Research by the World Health Organisation showed that half of all mental illness begins by the age of 14, but most cases go undetected and untreated. Worldwide, it is estimated that 10 – 20% of teens experience mental health conditions.
According to WHO Sergey Volkov, ’’Adolescence and the early years of adulthood are a time of life when many changes occur, for example changing schools, leaving home, and starting university or a new job.
For many, these are exciting times. They can also be times of stress and apprehension however. In some cases, if not recognized and managed, these feelings can lead to mental illness.
’’The expanding use of online technologies, while undoubtedly bringing many benefits, can also bring additional pressures, as connectivity to virtual networks at any time of the day and night grows.
Many adolescents are also living in areas affected by humanitarian emergencies such as conflicts, natural disasters and epidemics. Young people living in situations such as these are particularly vulnerable to mental distress and illness’’.
While half of all mental illness begins by the age of 14, most cases go undetected and untreated. In terms of the burden of the disease among adolescents, depression is the third leading cause.
Suicide is the second leading cause of death among 15-29-year-olds. Harmful use of alcohol and illicit drugs among adolescents is a major issue in many countries and can lead to risky behaviours such as unsafe sex or dangerous driving. Eating disorders are also of concern.
Fortunately, there is a growing recognition of the importance of helping young people build mental resilience, from the earliest ages, in order to cope with the challenges of today’s world.
Evidence is growing that promoting and protecting adolescent health brings benefits not just to adolescents’ health, both in the short- and the long-term, but also to economies and society, with healthy young adults able to make greater contributions to the workforce, their families and communities and society as a whole.
Every year on October 10, the world observes World Mental Health Day to draw attention to the importance of mental health. The theme of this year celebration is, “Young people and mental health in a changing world”.
The WHO had revealed that it has developed tools to support parents, caregivers and teachers to build life skills of children and adolescents, to help them cope with everyday challenges.
According to the WHO, ’’We recommend continuous training for primary health-care workers to enable them detect and manage common mental health problems in community settings. Integration of mental health into primary health care is a priority for WHO’’.

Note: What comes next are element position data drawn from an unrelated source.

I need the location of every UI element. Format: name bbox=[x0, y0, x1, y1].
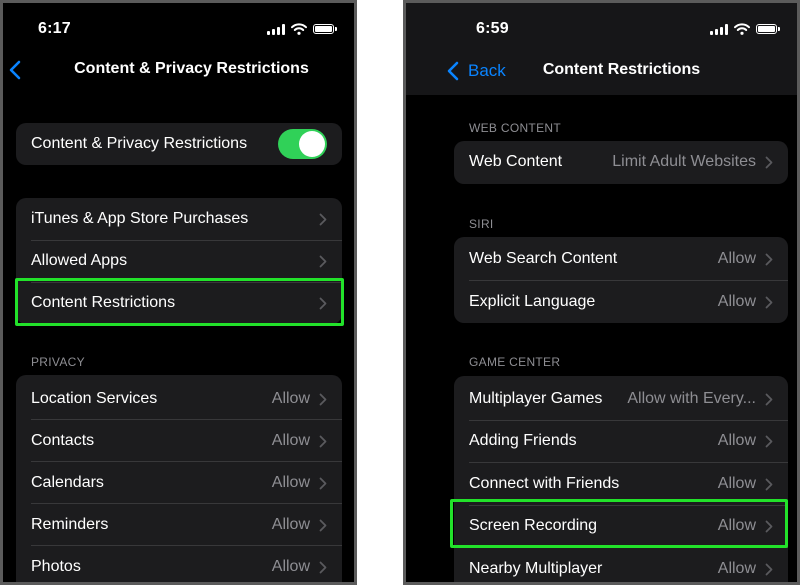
row-label: Multiplayer Games bbox=[469, 390, 603, 407]
row-value: Limit Adult Websites bbox=[612, 153, 756, 170]
reminders-row[interactable]: Reminders Allow bbox=[16, 504, 342, 546]
row-label: Explicit Language bbox=[469, 293, 596, 310]
battery-icon bbox=[313, 24, 337, 34]
row-value: Allow bbox=[271, 558, 310, 575]
row-value: Allow bbox=[717, 432, 756, 449]
row-label: Contacts bbox=[31, 432, 95, 449]
chevron-right-icon bbox=[319, 435, 327, 448]
status-time: 6:17 bbox=[38, 20, 71, 37]
explicit-language-row[interactable]: Explicit Language Allow bbox=[454, 281, 788, 323]
calendars-row[interactable]: Calendars Allow bbox=[16, 462, 342, 504]
wifi-icon bbox=[734, 23, 750, 35]
restrictions-toggle-group: Content & Privacy Restrictions bbox=[16, 123, 342, 165]
nearby-multiplayer-row[interactable]: Nearby Multiplayer Allow bbox=[454, 548, 788, 582]
section-header-siri: SIRI bbox=[469, 217, 494, 231]
row-label: Location Services bbox=[31, 390, 158, 407]
row-label: Reminders bbox=[31, 516, 109, 533]
cellular-signal-icon bbox=[710, 23, 728, 35]
chevron-right-icon bbox=[765, 435, 773, 448]
allowed-apps-row[interactable]: Allowed Apps bbox=[16, 240, 342, 282]
chevron-right-icon bbox=[765, 393, 773, 406]
privacy-group: Location Services Allow Contacts Allow C… bbox=[16, 375, 342, 582]
toggle-label: Content & Privacy Restrictions bbox=[31, 135, 248, 152]
status-icons bbox=[267, 23, 337, 35]
contacts-row[interactable]: Contacts Allow bbox=[16, 420, 342, 462]
chevron-right-icon bbox=[765, 563, 773, 576]
multiplayer-games-row[interactable]: Multiplayer Games Allow with Every... bbox=[454, 378, 788, 420]
left-phone-screenshot: 6:17 Content & Privacy Restrictions Cont… bbox=[0, 0, 357, 585]
row-value: Allow bbox=[717, 250, 756, 267]
row-value: Allow bbox=[271, 432, 310, 449]
row-value: Allow with Every... bbox=[627, 390, 756, 407]
section-header-web-content: WEB CONTENT bbox=[469, 121, 561, 135]
chevron-right-icon bbox=[319, 519, 327, 532]
page-title: Content & Privacy Restrictions bbox=[74, 60, 309, 77]
photos-row[interactable]: Photos Allow bbox=[16, 546, 342, 582]
itunes-purchases-row[interactable]: iTunes & App Store Purchases bbox=[16, 198, 342, 240]
content-privacy-toggle-row: Content & Privacy Restrictions bbox=[16, 123, 342, 165]
row-label: Photos bbox=[31, 558, 81, 575]
row-value: Allow bbox=[271, 390, 310, 407]
nav-bar-background bbox=[406, 3, 797, 95]
highlight-box bbox=[15, 278, 344, 326]
battery-icon bbox=[756, 24, 780, 34]
location-services-row[interactable]: Location Services Allow bbox=[16, 378, 342, 420]
highlight-box bbox=[450, 499, 788, 548]
right-phone-screenshot: 6:59 Back Content Restrictions WEB CONTE… bbox=[403, 0, 800, 585]
chevron-left-icon[interactable] bbox=[9, 60, 21, 80]
row-label: Web Content bbox=[469, 153, 563, 170]
row-value: Allow bbox=[271, 474, 310, 491]
row-value: Allow bbox=[271, 516, 310, 533]
chevron-right-icon bbox=[765, 478, 773, 491]
chevron-right-icon bbox=[319, 561, 327, 574]
back-button[interactable]: Back bbox=[468, 61, 506, 81]
cellular-signal-icon bbox=[267, 23, 285, 35]
row-value: Allow bbox=[717, 560, 756, 577]
row-label: Allowed Apps bbox=[31, 252, 128, 269]
row-label: Calendars bbox=[31, 474, 104, 491]
content-privacy-toggle[interactable] bbox=[278, 129, 327, 159]
status-icons bbox=[710, 23, 780, 35]
row-label: Nearby Multiplayer bbox=[469, 560, 603, 577]
adding-friends-row[interactable]: Adding Friends Allow bbox=[454, 420, 788, 462]
toggle-knob bbox=[299, 131, 325, 157]
siri-group: Web Search Content Allow Explicit Langua… bbox=[454, 237, 788, 323]
web-content-group: Web Content Limit Adult Websites bbox=[454, 141, 788, 184]
chevron-right-icon bbox=[319, 255, 327, 268]
chevron-right-icon bbox=[765, 253, 773, 266]
row-label: iTunes & App Store Purchases bbox=[31, 210, 249, 227]
wifi-icon bbox=[291, 23, 307, 35]
chevron-right-icon bbox=[765, 156, 773, 169]
chevron-right-icon bbox=[319, 477, 327, 490]
row-label: Adding Friends bbox=[469, 432, 577, 449]
game-center-group: Multiplayer Games Allow with Every... Ad… bbox=[454, 376, 788, 582]
chevron-right-icon bbox=[319, 393, 327, 406]
web-content-row[interactable]: Web Content Limit Adult Websites bbox=[454, 141, 788, 183]
chevron-left-icon[interactable] bbox=[447, 61, 459, 81]
row-label: Web Search Content bbox=[469, 250, 618, 267]
web-search-content-row[interactable]: Web Search Content Allow bbox=[454, 238, 788, 280]
page-title: Content Restrictions bbox=[542, 61, 701, 78]
row-value: Allow bbox=[717, 293, 756, 310]
chevron-right-icon bbox=[319, 213, 327, 226]
section-header-privacy: PRIVACY bbox=[31, 355, 85, 369]
chevron-right-icon bbox=[765, 296, 773, 309]
status-time: 6:59 bbox=[476, 20, 509, 37]
section-header-game-center: GAME CENTER bbox=[469, 355, 561, 369]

The WHO called upon governments to develop and strengthen evidence-based programmes for young people, with the support of national policy-makers and programme managers.
’’We invite governments, interested partners and civil society to continue collaborating with WHO to improve the response to adolescents’ health needs.
Together, we can support the mental well-being of all people, because there is no health without mental health’’, the WHO added.
Prevention begins with better understanding
Much can be done to help build mental resilience from an early age to help prevent mental distress and illness among adolescents and young adults, and to manage and recover from mental illness.
Prevention begins with being aware of and understanding the early warning signs and symptoms of mental illness.
Parents and teachers can help build life skills of children and adolescents to help them cope with everyday challenges at home and at school.
Psychosocial support can be provided in schools and other community settings and of course training for health workers to enable them to detect and manage mental health disorders can be put in place, improved or expanded.
Investment by governments and the involvement of the social, health and education sectors in comprehensive, integrated, evidence-based programmes for the mental health of young people is essential.
This investment should be linked to programmes to raise awareness among adolescents and young adults of ways to look after their mental health and to help peers, parents and teachers know how to support their friends, children and students. This is the focus for this year’s World Mental Health Day.